When I talked about the attention gold rush, I wish I had put it as succinctly as Noah Brier did today:

Terry Heaton makes a point I’ve been trying to articulate for years: “The problem is that the distribution of content isn’t the real problem for media companies; it’s the growing ability of advertisers to reach people without media companies.”

Or, put another way, it’s the ability of brands to be their own media companies. If the Official Google Blog was a newspaper, it’s subscriber numbers would put it in the top 10 for daily circulation.
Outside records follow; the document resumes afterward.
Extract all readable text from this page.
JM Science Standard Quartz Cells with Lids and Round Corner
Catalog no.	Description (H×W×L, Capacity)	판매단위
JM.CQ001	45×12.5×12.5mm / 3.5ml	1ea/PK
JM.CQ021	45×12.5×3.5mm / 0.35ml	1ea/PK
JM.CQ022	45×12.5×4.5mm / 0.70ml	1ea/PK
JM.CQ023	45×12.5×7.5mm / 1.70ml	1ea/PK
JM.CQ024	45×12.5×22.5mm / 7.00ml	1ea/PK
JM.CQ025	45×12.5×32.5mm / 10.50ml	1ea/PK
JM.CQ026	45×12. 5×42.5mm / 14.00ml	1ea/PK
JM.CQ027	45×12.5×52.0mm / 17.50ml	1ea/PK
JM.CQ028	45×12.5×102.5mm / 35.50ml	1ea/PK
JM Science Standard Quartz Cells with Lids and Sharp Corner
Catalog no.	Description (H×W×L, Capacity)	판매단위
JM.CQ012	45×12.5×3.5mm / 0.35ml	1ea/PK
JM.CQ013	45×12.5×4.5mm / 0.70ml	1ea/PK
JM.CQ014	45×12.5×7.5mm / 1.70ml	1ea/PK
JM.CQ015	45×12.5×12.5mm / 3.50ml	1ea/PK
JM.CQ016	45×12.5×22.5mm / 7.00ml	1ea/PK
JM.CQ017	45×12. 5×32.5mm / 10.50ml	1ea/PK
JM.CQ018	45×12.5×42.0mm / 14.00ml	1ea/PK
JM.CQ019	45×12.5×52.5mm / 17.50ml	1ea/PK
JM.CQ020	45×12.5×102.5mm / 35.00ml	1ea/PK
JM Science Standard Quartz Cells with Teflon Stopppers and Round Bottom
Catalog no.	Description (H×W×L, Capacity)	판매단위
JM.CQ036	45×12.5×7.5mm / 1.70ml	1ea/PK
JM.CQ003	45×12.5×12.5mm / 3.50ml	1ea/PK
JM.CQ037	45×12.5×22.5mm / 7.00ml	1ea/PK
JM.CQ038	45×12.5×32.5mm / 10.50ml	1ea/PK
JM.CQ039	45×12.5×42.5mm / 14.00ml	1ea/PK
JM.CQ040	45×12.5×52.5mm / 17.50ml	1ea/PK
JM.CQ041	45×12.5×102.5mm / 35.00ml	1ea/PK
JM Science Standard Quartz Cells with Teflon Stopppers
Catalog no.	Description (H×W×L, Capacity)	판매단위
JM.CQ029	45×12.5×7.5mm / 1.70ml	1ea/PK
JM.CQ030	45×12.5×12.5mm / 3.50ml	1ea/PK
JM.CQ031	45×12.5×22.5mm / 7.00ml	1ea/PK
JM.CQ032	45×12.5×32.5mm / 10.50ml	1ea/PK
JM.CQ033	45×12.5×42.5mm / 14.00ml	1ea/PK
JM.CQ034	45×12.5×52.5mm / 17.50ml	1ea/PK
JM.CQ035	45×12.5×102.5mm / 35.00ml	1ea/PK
Not only does that mean Google has less need for advertising, but it also means they have less need for media coverage generally.

Noah calls this direct to consumer (which has another meaning in pharmaceutical advertising, but ignore that).

Here’s another example: Johnson & Johnson has plenty of parenting products to sell, so they made Babycenter.com, now the go-to place for new parents.

How many people really see, let alone pay attention to, an advertisement?

Johnson & Johnson Babycenter Traffic

Certainly not more than the 5.5 million parents who visited Babycenter in March (by choice), many of whom have given J&J registration information any brand would die for.

Advertising requires constantly spending money. When you stop spending, it stops working. But when you spend money to build something your customers find valuable — like a website worth coming back to — that investment pays off over the long term.

Advertising isn’t going away, and you still need to spend money to make money. The choice is whether or not you’re in this thing for the long haul.

As I like to say, this whole internet thing could get big someday.

I only say that half-ironically. If you think the massive growth of the web over the last decade is a fluke — or has peaked — you’re crazy. We’re 10% of the way there. Stake your claim.